Gotabaya Rajapaksa a envoyé une lettre de démission par courriel au président du Parlement sri-lankais ce jeudi 14 juillet, peu après son arrivée à Singapour.

Au lendemain de sa fuite du Sri Lanka, et après avoir fait étape aux Maldives, le président Gotabaya Rajapaksa a finalement envoyé sa démission par courriel au président du Parlement depuis Singapour. Sa lettre a été transmise au procureur général du Sri Lanka pour en examiner les aspects légaux avant d’être formellement acceptée, a indiqué un porte-parole du responsable parlementaire.

Gotabaya Rajapaksa a fui son palais présidentiel samedi, pris d’assaut par les manifestants qui lui reprochent sa mauvaise gestion au moment où le pays traverse la plus grave crise économique de son histoire. Après une journée d’escale aux Maldives, il a rejoint Singapour, avec sa femme Ioma et deux gardes du corps, à bord d’un vol commercial de la Saudia. Ils ont été escortés dans l’avion quelques minutes avant le décollage.

Le chef de l’État, selon la presse locale, avait d’abord exigé un jet privé, refusant de prendre un vol commercial avec d’autres passagers à cause de l’accueil hostile qu’il avait reçu à son arrivée aux Maldives mercredi. Il avait été conspué et insulté à sa sortie de l’aéroport de Velana et une manifestation a été organisée dans la capitale Malé pour demander au gouvernement des Maldives de ne pas le laisser transiter en toute sécurité.

Le ministère des Affaires étrangères de Singapour a précisé que Gotabaya Rajapaksa avait été autorisé à y entrer pour une visite privée et non pour obtenir l’asile. Selon des sources proches de la sécurité sri-lankaise, le président démissionnaire pourrait rejoindre les Émirats arabes unis.

« Nous continuerons notre lutte »

À Colombo, des témoins ont vu des dizaines de personnes quitter les bureaux du Premier ministre jeudi, alors que des forces de l’ordre armées y pénétraient. Des véhicules blindés de transport de troupes patrouillaient dans certains quartiers de la capitale placée sous couvre-feu. « Nous nous retirons pacifiquement du palais présidentiel, du secrétariat présidentiel et des bureaux du Premier ministre avec effet immédiat, mais nous continuerons notre lutte », avait déclaré un peu plus tôt une porte-parole des manifestants. Quelques heures avant l’annonce du retrait, la police avait repoussé les manifestants qui tentaient de pénétrer dans le Parlement.

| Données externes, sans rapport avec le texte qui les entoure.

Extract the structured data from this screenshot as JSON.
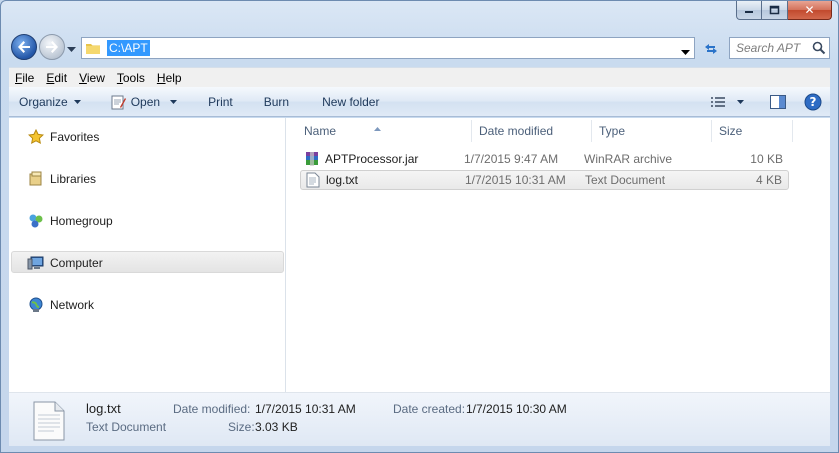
{
  "window": {
    "close_glyph": "✕"
  },
  "address": {
    "path": "C:\\APT"
  },
  "search": {
    "placeholder": "Search APT"
  },
  "menu": [
    {
      "acc": "F",
      "rest": "ile"
    },
    {
      "acc": "E",
      "rest": "dit"
    },
    {
      "acc": "V",
      "rest": "iew"
    },
    {
      "acc": "T",
      "rest": "ools"
    },
    {
      "acc": "H",
      "rest": "elp"
    }
  ],
  "toolbar": {
    "organize": "Organize",
    "open": "Open",
    "print": "Print",
    "burn": "Burn",
    "new_folder": "New folder"
  },
  "nav": {
    "favorites": "Favorites",
    "libraries": "Libraries",
    "homegroup": "Homegroup",
    "computer": "Computer",
    "network": "Network"
  },
  "columns": {
    "name": "Name",
    "date": "Date modified",
    "type": "Type",
    "size": "Size"
  },
  "files": [
    {
      "name": "APTProcessor.jar",
      "date": "1/7/2015 9:47 AM",
      "type": "WinRAR archive",
      "size": "10 KB",
      "icon": "winrar-archive-icon"
    },
    {
      "name": "log.txt",
      "date": "1/7/2015 10:31 AM",
      "type": "Text Document",
      "size": "4 KB",
      "icon": "text-document-icon"
    }
  ],
  "details": {
    "filename": "log.txt",
    "filetype": "Text Document",
    "modified_label": "Date modified:",
    "modified_value": "1/7/2015 10:31 AM",
    "created_label": "Date created:",
    "created_value": "1/7/2015 10:30 AM",
    "size_label": "Size:",
    "size_value": "3.03 KB"
  },
  "colors": {
    "accent": "#3399ff",
    "selection_row": "#e9e9e9"
  }
}
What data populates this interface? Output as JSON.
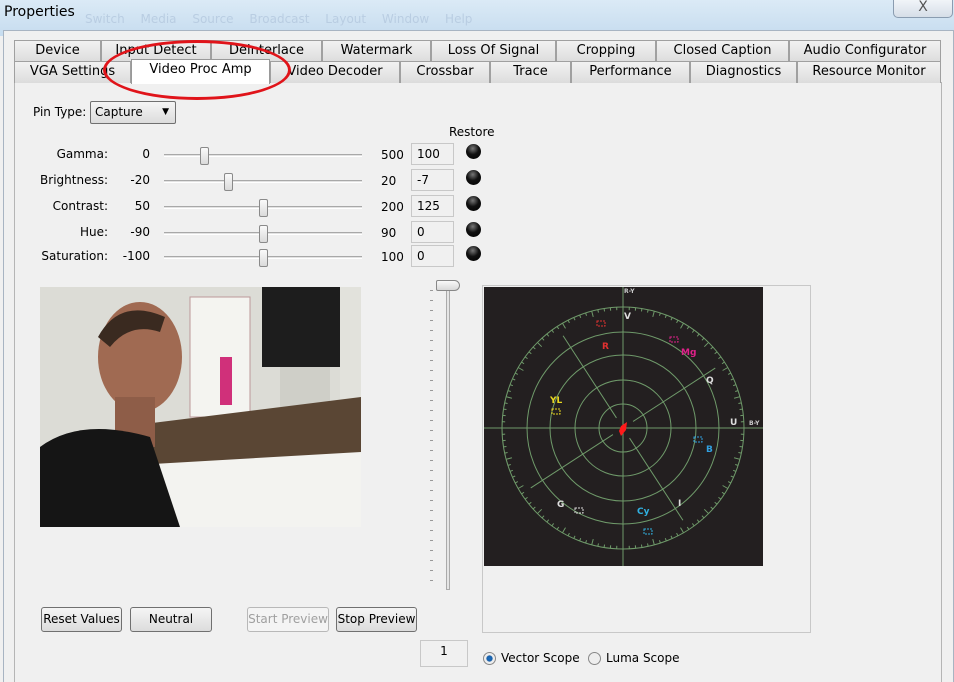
{
  "window": {
    "title": "Properties",
    "background_menu": "Switch Media Source Broadcast Layout Window Help",
    "close_label": "X"
  },
  "tabs_top": [
    "Device",
    "Input Detect",
    "Deinterlace",
    "Watermark",
    "Loss Of Signal",
    "Cropping",
    "Closed Caption",
    "Audio Configurator"
  ],
  "tabs_bottom": [
    "VGA Settings",
    "Video Proc Amp",
    "Video Decoder",
    "Crossbar",
    "Trace",
    "Performance",
    "Diagnostics",
    "Resource Monitor"
  ],
  "selected_tab": "Video Proc Amp",
  "annotation_color": "#e0141a",
  "pin_type": {
    "label": "Pin Type:",
    "value": "Capture"
  },
  "restore_label": "Restore",
  "controls": [
    {
      "label": "Gamma:",
      "min": "0",
      "max": "500",
      "value": "100"
    },
    {
      "label": "Brightness:",
      "min": "-20",
      "max": "20",
      "value": "-7"
    },
    {
      "label": "Contrast:",
      "min": "50",
      "max": "200",
      "value": "125"
    },
    {
      "label": "Hue:",
      "min": "-90",
      "max": "90",
      "value": "0"
    },
    {
      "label": "Saturation:",
      "min": "-100",
      "max": "100",
      "value": "0"
    }
  ],
  "scope_zoom_slider": {
    "value_percent": 100
  },
  "scope": {
    "labels": {
      "ry": "R-Y",
      "by": "B-Y",
      "v": "V",
      "u": "U",
      "q": "Q",
      "i": "I",
      "r": "R",
      "mg": "Mg",
      "yl": "YL",
      "g": "G",
      "cy": "Cy",
      "b": "B"
    },
    "grid_color": "#6f9a6a",
    "background": "#231f20"
  },
  "buttons": {
    "reset": "Reset Values",
    "neutral": "Neutral",
    "start": "Start Preview",
    "stop": "Stop Preview"
  },
  "scope_gain": "1",
  "scope_mode": {
    "vector": "Vector Scope",
    "luma": "Luma Scope",
    "selected": "vector"
  }
}
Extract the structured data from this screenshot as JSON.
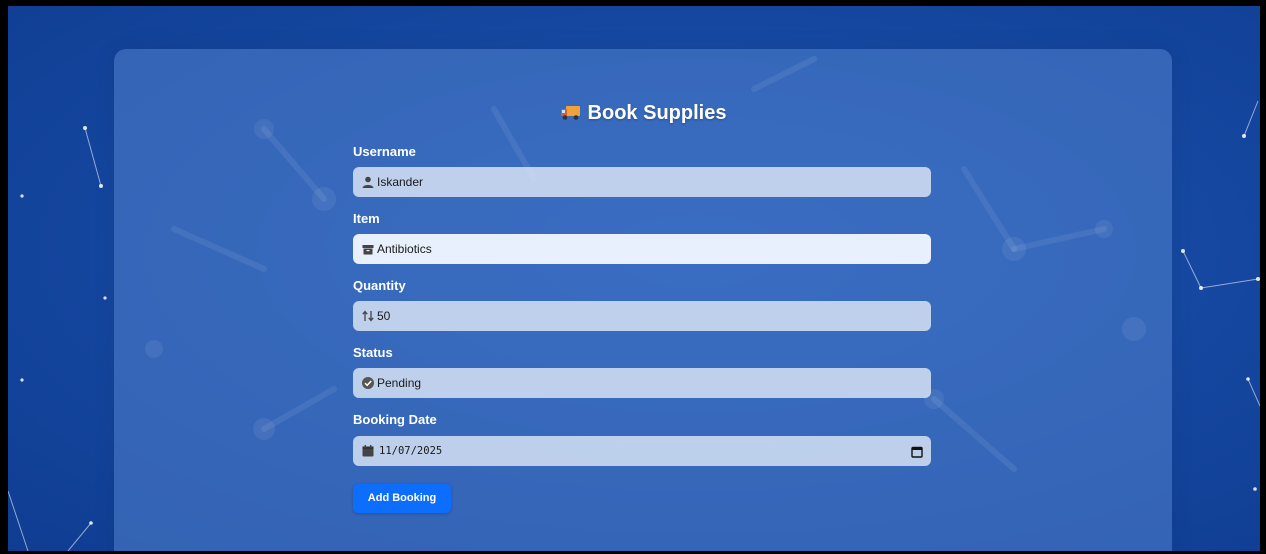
{
  "page": {
    "title": "Book Supplies",
    "title_icon": "truck-icon"
  },
  "form": {
    "username": {
      "label": "Username",
      "value": "Iskander",
      "icon": "user-icon"
    },
    "item": {
      "label": "Item",
      "value": "Antibiotics",
      "icon": "box-icon"
    },
    "quantity": {
      "label": "Quantity",
      "value": "50",
      "icon": "sort-arrows-icon"
    },
    "status": {
      "label": "Status",
      "value": "Pending",
      "icon": "check-circle-icon"
    },
    "booking_date": {
      "label": "Booking Date",
      "value": "11/07/2025",
      "icon": "calendar-icon"
    },
    "submit_label": "Add Booking"
  },
  "colors": {
    "background": "#1547a0",
    "card": "#4f7fcc",
    "field": "#c9d6ec",
    "button": "#0d6efd",
    "text_light": "#ffffff"
  }
}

La foule contestataire avait envahi mercredi les bureaux du Premier ministre Ranil Wickremesinghe après avoir fait de même samedi avec le palais du président. Près de 85 personnes ont été blessées dans les heurts et un homme est mort asphyxié par les gaz lacrymogènes.

Dans la résidence du Premier ministre, il ne reste que quelques irréductibles. « Il nous a fallu 6 heures de lutte pour entrer dans ce lieu de pouvoir. Et bien sûr ce n’est pas notre propriété, bien sûr il nous faut évacuer, mais pas dès le lendemain ! Le mouvement répète qu’il n’y a pas de chefs. Mais la décision de se retirer des bâtiments publics aurait dans ce cas dû être décidée entre tous les manifestants », proteste Malki, 39 ans, les yeux encore marqués par les gaz lacrymogènes, au micro de Côme Bastin. « Un homme est mort hier pour prendre la résidence du Premier ministre. Personnellement, je trouve que de tout laisser tomber crée de la division au sein du mouvement », abonde Tarusha, étudiant de 18 ans.